There are currently dozens of Bills related to the economic sector stuck at the Federal Parliament. Some of them are legislations that the government committed to get parliamentary endorsements by three months during the Nepal Investment Summit 2019 organised in March. It is an irony that the government and lawmakers, who never get tired talking vaguely about ‘prosperity’, haven’t prioritised this important task.
Because of this seeming indifference, some important Bills have taken decades to get parliamentary endorsement. For instance, the Safeguard, Anti-dumping and Countervailing Bill was approved by the House of Representatives this August. That is after some 18 years of remaining in the parliament. The Insurance Bill, 2018, which was submitted to the Economic Committee of the Federal Parliament for discussion last year, has not seen any progress. Similarly, the Bill to Fast-track Construction and Development of National Priority Projects, Bill to Amend and Integrate Existing Laws Related to Industrial Enterprises, Foreign Exchange Bill, Industrial Property Bill, Bill to Amend Mines and Minerals Act, Bill to Amend Public Procurement Act, Bill to Amend Companies Act and Bill to Amend Industrial Enterprises Act haven’t seen the light of day. There should be no obstacles in the way for the two-thirds majority government to endorse and amend the laws. When the Prime Minister KP Sharma Oli-led government was formed in February 2018, private sector investors had hoped for the formulation of new laws and improvement of existing legislations that have hindered the creation of an environment conducive to investment. Their hopes have since waned because of the sluggish work of the ministers and parliament.
In Nepal, parliamentary sessions are called twice a year- the Budget Session and Winter Session. Bills are presented and endorsed in the bicameral parliament. One must ask what is stopping the current parliament, which has already held two Budget sessions and one Winter session, from endorsing the essential economic Bills. In the past, Bills presented at parliament used to get delayed due to the lack of a clear majority at parliament. It is a matter of shame that the Bills are still hanging in uncertainty even after the formation of a parliament with a two-thirds majority.

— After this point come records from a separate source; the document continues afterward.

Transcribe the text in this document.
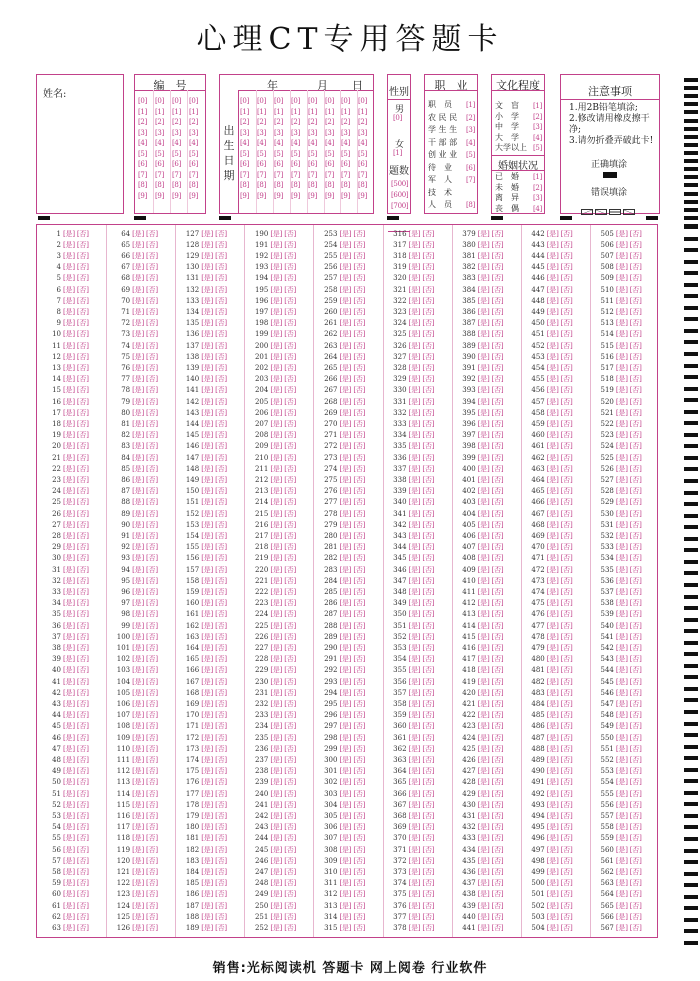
心理CT专用答题卡
姓名:
编　号
[0]
[1]
[2]
[3]
[4]
[5]
[6]
[7]
[8]
[9]
[0]
[1]
[2]
[3]
[4]
[5]
[6]
[7]
[8]
[9]
[0]
[1]
[2]
[3]
[4]
[5]
[6]
[7]
[8]
[9]
[0]
[1]
[2]
[3]
[4]
[5]
[6]
[7]
[8]
[9]
年	月 日
出
生
日
期
[0]
[1]
[2]
[3]
[4]
[5]
[6]
[7]
[8]
[9]
[0]
[1]
[2]
[3]
[4]
[5]
[6]
[7]
[8]
[9]
[0]
[1]
[2]
[3]
[4]
[5]
[6]
[7]
[8]
[9]
[0]
[1]
[2]
[3]
[4]
[5]
[6]
[7]
[8]
[9]
[0]
[1]
[2]
[3]
[4]
[5]
[6]
[7]
[8]
[9]
[0]
[1]
[2]
[3]
[4]
[5]
[6]
[7]
[8]
[9]
[0]
[1]
[2]
[3]
[4]
[5]
[6]
[7]
[8]
[9]
[0]
[1]
[2]
[3]
[4]
[5]
[6]
[7]
[8]
[9]
性别
男
[0]
女
[1]
题数
[500]
[600]
[700]
职　业
职　员 [1]
农 民 民 [2]
学 生 生 [3]
干 部 部 [4]
创 业 业 [5]
待　业 [6]
军　人 [7]
技　术
人　员 [8]
文化程度
文　盲 [1]
小　学 [2]
中　学 [3]
大　学 [4]
大学以上 [5]
婚姻状况
已　婚 [1]
未　婚 [2]
离　异 [3]
丧　偶 [4]
注意事项
1.用2B铅笔填涂;
2.修改请用橡皮擦干净;
3.请勿折叠弄破此卡!
正确填涂
错误填涂
1 [是] [否]
2 [是] [否]
3 [是] [否]
4 [是] [否]
5 [是] [否]
6 [是] [否]
7 [是] [否]
8 [是] [否]
9 [是] [否]
10 [是] [否]
11 [是] [否]
12 [是] [否]
13 [是] [否]
14 [是] [否]
15 [是] [否]
16 [是] [否]
17 [是] [否]
18 [是] [否]
19 [是] [否]
20 [是] [否]
21 [是] [否]
22 [是] [否]
23 [是] [否]
24 [是] [否]
25 [是] [否]
26 [是] [否]
27 [是] [否]
28 [是] [否]
29 [是] [否]
30 [是] [否]
31 [是] [否]
32 [是] [否]
33 [是] [否]
34 [是] [否]
35 [是] [否]
36 [是] [否]
37 [是] [否]
38 [是] [否]
39 [是] [否]
40 [是] [否]
41 [是] [否]
42 [是] [否]
43 [是] [否]
44 [是] [否]
45 [是] [否]
46 [是] [否]
47 [是] [否]
48 [是] [否]
49 [是] [否]
50 [是] [否]
51 [是] [否]
52 [是] [否]
53 [是] [否]
54 [是] [否]
55 [是] [否]
56 [是] [否]
57 [是] [否]
58 [是] [否]
59 [是] [否]
60 [是] [否]
61 [是] [否]
62 [是] [否]
63 [是] [否]
64 [是] [否]
65 [是] [否]
66 [是] [否]
67 [是] [否]
68 [是] [否]
69 [是] [否]
70 [是] [否]
71 [是] [否]
72 [是] [否]
73 [是] [否]
74 [是] [否]
75 [是] [否]
76 [是] [否]
77 [是] [否]
78 [是] [否]
79 [是] [否]
80 [是] [否]
81 [是] [否]
82 [是] [否]
83 [是] [否]
84 [是] [否]
85 [是] [否]
86 [是] [否]
87 [是] [否]
88 [是] [否]
89 [是] [否]
90 [是] [否]
91 [是] [否]
92 [是] [否]
93 [是] [否]
94 [是] [否]
95 [是] [否]
96 [是] [否]
97 [是] [否]
98 [是] [否]
99 [是] [否]
100 [是] [否]
101 [是] [否]
102 [是] [否]
103 [是] [否]
104 [是] [否]
105 [是] [否]
106 [是] [否]
107 [是] [否]
108 [是] [否]
109 [是] [否]
110 [是] [否]
111 [是] [否]
112 [是] [否]
113 [是] [否]
114 [是] [否]
115 [是] [否]
116 [是] [否]
117 [是] [否]
118 [是] [否]
119 [是] [否]
120 [是] [否]
121 [是] [否]
122 [是] [否]
123 [是] [否]
124 [是] [否]
125 [是] [否]
126 [是] [否]
127 [是] [否]
128 [是] [否]
129 [是] [否]
130 [是] [否]
131 [是] [否]
132 [是] [否]
133 [是] [否]
134 [是] [否]
135 [是] [否]
136 [是] [否]
137 [是] [否]
138 [是] [否]
139 [是] [否]
140 [是] [否]
141 [是] [否]
142 [是] [否]
143 [是] [否]
144 [是] [否]
145 [是] [否]
146 [是] [否]
147 [是] [否]
148 [是] [否]
149 [是] [否]
150 [是] [否]
151 [是] [否]
152 [是] [否]
153 [是] [否]
154 [是] [否]
155 [是] [否]
156 [是] [否]
157 [是] [否]
158 [是] [否]
159 [是] [否]
160 [是] [否]
161 [是] [否]
162 [是] [否]
163 [是] [否]
164 [是] [否]
165 [是] [否]
166 [是] [否]
167 [是] [否]
168 [是] [否]
169 [是] [否]
170 [是] [否]
171 [是] [否]
172 [是] [否]
173 [是] [否]
174 [是] [否]
175 [是] [否]
176 [是] [否]
177 [是] [否]
178 [是] [否]
179 [是] [否]
180 [是] [否]
181 [是] [否]
182 [是] [否]
183 [是] [否]
184 [是] [否]
185 [是] [否]
186 [是] [否]
187 [是] [否]
188 [是] [否]
189 [是] [否]
190 [是] [否]
191 [是] [否]
192 [是] [否]
193 [是] [否]
194 [是] [否]
195 [是] [否]
196 [是] [否]
197 [是] [否]
198 [是] [否]
199 [是] [否]
200 [是] [否]
201 [是] [否]
202 [是] [否]
203 [是] [否]
204 [是] [否]
205 [是] [否]
206 [是] [否]
207 [是] [否]
208 [是] [否]
209 [是] [否]
210 [是] [否]
211 [是] [否]
212 [是] [否]
213 [是] [否]
214 [是] [否]
215 [是] [否]
216 [是] [否]
217 [是] [否]
218 [是] [否]
219 [是] [否]
220 [是] [否]
221 [是] [否]
222 [是] [否]
223 [是] [否]
224 [是] [否]
225 [是] [否]
226 [是] [否]
227 [是] [否]
228 [是] [否]
229 [是] [否]
230 [是] [否]
231 [是] [否]
232 [是] [否]
233 [是] [否]
234 [是] [否]
235 [是] [否]
236 [是] [否]
237 [是] [否]
238 [是] [否]
239 [是] [否]
240 [是] [否]
241 [是] [否]
242 [是] [否]
243 [是] [否]
244 [是] [否]
245 [是] [否]
246 [是] [否]
247 [是] [否]
248 [是] [否]
249 [是] [否]
250 [是] [否]
251 [是] [否]
252 [是] [否]
253 [是] [否]
254 [是] [否]
255 [是] [否]
256 [是] [否]
257 [是] [否]
258 [是] [否]
259 [是] [否]
260 [是] [否]
261 [是] [否]
262 [是] [否]
263 [是] [否]
264 [是] [否]
265 [是] [否]
266 [是] [否]
267 [是] [否]
268 [是] [否]
269 [是] [否]
270 [是] [否]
271 [是] [否]
272 [是] [否]
273 [是] [否]
274 [是] [否]
275 [是] [否]
276 [是] [否]
277 [是] [否]
278 [是] [否]
279 [是] [否]
280 [是] [否]
281 [是] [否]
282 [是] [否]
283 [是] [否]
284 [是] [否]
285 [是] [否]
286 [是] [否]
287 [是] [否]
288 [是] [否]
289 [是] [否]
290 [是] [否]
291 [是] [否]
292 [是] [否]
293 [是] [否]
294 [是] [否]
295 [是] [否]
296 [是] [否]
297 [是] [否]
298 [是] [否]
299 [是] [否]
300 [是] [否]
301 [是] [否]
302 [是] [否]
303 [是] [否]
304 [是] [否]
305 [是] [否]
306 [是] [否]
307 [是] [否]
308 [是] [否]
309 [是] [否]
310 [是] [否]
311 [是] [否]
312 [是] [否]
313 [是] [否]
314 [是] [否]
315 [是] [否]
316 [是] [否]
317 [是] [否]
318 [是] [否]
319 [是] [否]
320 [是] [否]
321 [是] [否]
322 [是] [否]
323 [是] [否]
324 [是] [否]
325 [是] [否]
326 [是] [否]
327 [是] [否]
328 [是] [否]
329 [是] [否]
330 [是] [否]
331 [是] [否]
332 [是] [否]
333 [是] [否]
334 [是] [否]
335 [是] [否]
336 [是] [否]
337 [是] [否]
338 [是] [否]
339 [是] [否]
340 [是] [否]
341 [是] [否]
342 [是] [否]
343 [是] [否]
344 [是] [否]
345 [是] [否]
346 [是] [否]
347 [是] [否]
348 [是] [否]
349 [是] [否]
350 [是] [否]
351 [是] [否]
352 [是] [否]
353 [是] [否]
354 [是] [否]
355 [是] [否]
356 [是] [否]
357 [是] [否]
358 [是] [否]
359 [是] [否]
360 [是] [否]
361 [是] [否]
362 [是] [否]
363 [是] [否]
364 [是] [否]
365 [是] [否]
366 [是] [否]
367 [是] [否]
368 [是] [否]
369 [是] [否]
370 [是] [否]
371 [是] [否]
372 [是] [否]
373 [是] [否]
374 [是] [否]
375 [是] [否]
376 [是] [否]
377 [是] [否]
378 [是] [否]
379 [是] [否]
380 [是] [否]
381 [是] [否]
382 [是] [否]
383 [是] [否]
384 [是] [否]
385 [是] [否]
386 [是] [否]
387 [是] [否]
388 [是] [否]
389 [是] [否]
390 [是] [否]
391 [是] [否]
392 [是] [否]
393 [是] [否]
394 [是] [否]
395 [是] [否]
396 [是] [否]
397 [是] [否]
398 [是] [否]
399 [是] [否]
400 [是] [否]
401 [是] [否]
402 [是] [否]
403 [是] [否]
404 [是] [否]
405 [是] [否]
406 [是] [否]
407 [是] [否]
408 [是] [否]
409 [是] [否]
410 [是] [否]
411 [是] [否]
412 [是] [否]
413 [是] [否]
414 [是] [否]
415 [是] [否]
416 [是] [否]
417 [是] [否]
418 [是] [否]
419 [是] [否]
420 [是] [否]
421 [是] [否]
422 [是] [否]
423 [是] [否]
424 [是] [否]
425 [是] [否]
426 [是] [否]
427 [是] [否]
428 [是] [否]
429 [是] [否]
430 [是] [否]
431 [是] [否]
432 [是] [否]
433 [是] [否]
434 [是] [否]
435 [是] [否]
436 [是] [否]
437 [是] [否]
438 [是] [否]
439 [是] [否]
440 [是] [否]
441 [是] [否]
442 [是] [否]
443 [是] [否]
444 [是] [否]
445 [是] [否]
446 [是] [否]
447 [是] [否]
448 [是] [否]
449 [是] [否]
450 [是] [否]
451 [是] [否]
452 [是] [否]
453 [是] [否]
454 [是] [否]
455 [是] [否]
456 [是] [否]
457 [是] [否]
458 [是] [否]
459 [是] [否]
460 [是] [否]
461 [是] [否]
462 [是] [否]
463 [是] [否]
464 [是] [否]
465 [是] [否]
466 [是] [否]
467 [是] [否]
468 [是] [否]
469 [是] [否]
470 [是] [否]
471 [是] [否]
472 [是] [否]
473 [是] [否]
474 [是] [否]
475 [是] [否]
476 [是] [否]
477 [是] [否]
478 [是] [否]
479 [是] [否]
480 [是] [否]
481 [是] [否]
482 [是] [否]
483 [是] [否]
484 [是] [否]
485 [是] [否]
486 [是] [否]
487 [是] [否]
488 [是] [否]
489 [是] [否]
490 [是] [否]
491 [是] [否]
492 [是] [否]
493 [是] [否]
494 [是] [否]
495 [是] [否]
496 [是] [否]
497 [是] [否]
498 [是] [否]
499 [是] [否]
500 [是] [否]
501 [是] [否]
502 [是] [否]
503 [是] [否]
504 [是] [否]
505 [是] [否]
506 [是] [否]
507 [是] [否]
508 [是] [否]
509 [是] [否]
510 [是] [否]
511 [是] [否]
512 [是] [否]
513 [是] [否]
514 [是] [否]
515 [是] [否]
516 [是] [否]
517 [是] [否]
518 [是] [否]
519 [是] [否]
520 [是] [否]
521 [是] [否]
522 [是] [否]
523 [是] [否]
524 [是] [否]
525 [是] [否]
526 [是] [否]
527 [是] [否]
528 [是] [否]
529 [是] [否]
530 [是] [否]
531 [是] [否]
532 [是] [否]
533 [是] [否]
534 [是] [否]
535 [是] [否]
536 [是] [否]
537 [是] [否]
538 [是] [否]
539 [是] [否]
540 [是] [否]
541 [是] [否]
542 [是] [否]
543 [是] [否]
544 [是] [否]
545 [是] [否]
546 [是] [否]
547 [是] [否]
548 [是] [否]
549 [是] [否]
550 [是] [否]
551 [是] [否]
552 [是] [否]
553 [是] [否]
554 [是] [否]
555 [是] [否]
556 [是] [否]
557 [是] [否]
558 [是] [否]
559 [是] [否]
560 [是] [否]
561 [是] [否]
562 [是] [否]
563 [是] [否]
564 [是] [否]
565 [是] [否]
566 [是] [否]
567 [是] [否]
销售:光标阅读机 答题卡 网上阅卷 行业软件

To formulate a law, the authority concerned needs to receive principle agreement from the Ministry of Law, Justice and Parliamentary Affairs (MoLJPA), after which the draft of the law is prepared. The draft is then forwarded to MoLJPA, and after receiving approval from MoLJPA and the council of ministers, it is tabled at parliament as a Bill. The Bill undergoes clause-wise discussions in different parliamentary committees and is enacted as law after it is endorsed by parliament and receives the presidential assent. The Bills get stuck at parliament when the ministries and parliamentary panels concerned are unable to work efficiently during the process. Meanwhile, the government also has to activate the parliamentary committees in this regard. Past experience has shown that laws have been formulated using the so-called ‘fast track process’ whenever the government urgently requires the legislations. Nevertheless, the laws that are considered essential for the country’s economy have been left aground for years.
For years the country’s business community has been calling for improvements to be made to some redundant laws and for new legislations in order to create an investment-friendly environment. But the calls have largely been ignored. It is the duty of the government to avoid any delay in expediting the process to table the economic bills at parliament. Otherwise, its pledge to create a favourable environment for foreign and domestic investors will become meaningless like its commitment to achieving economic prosperity.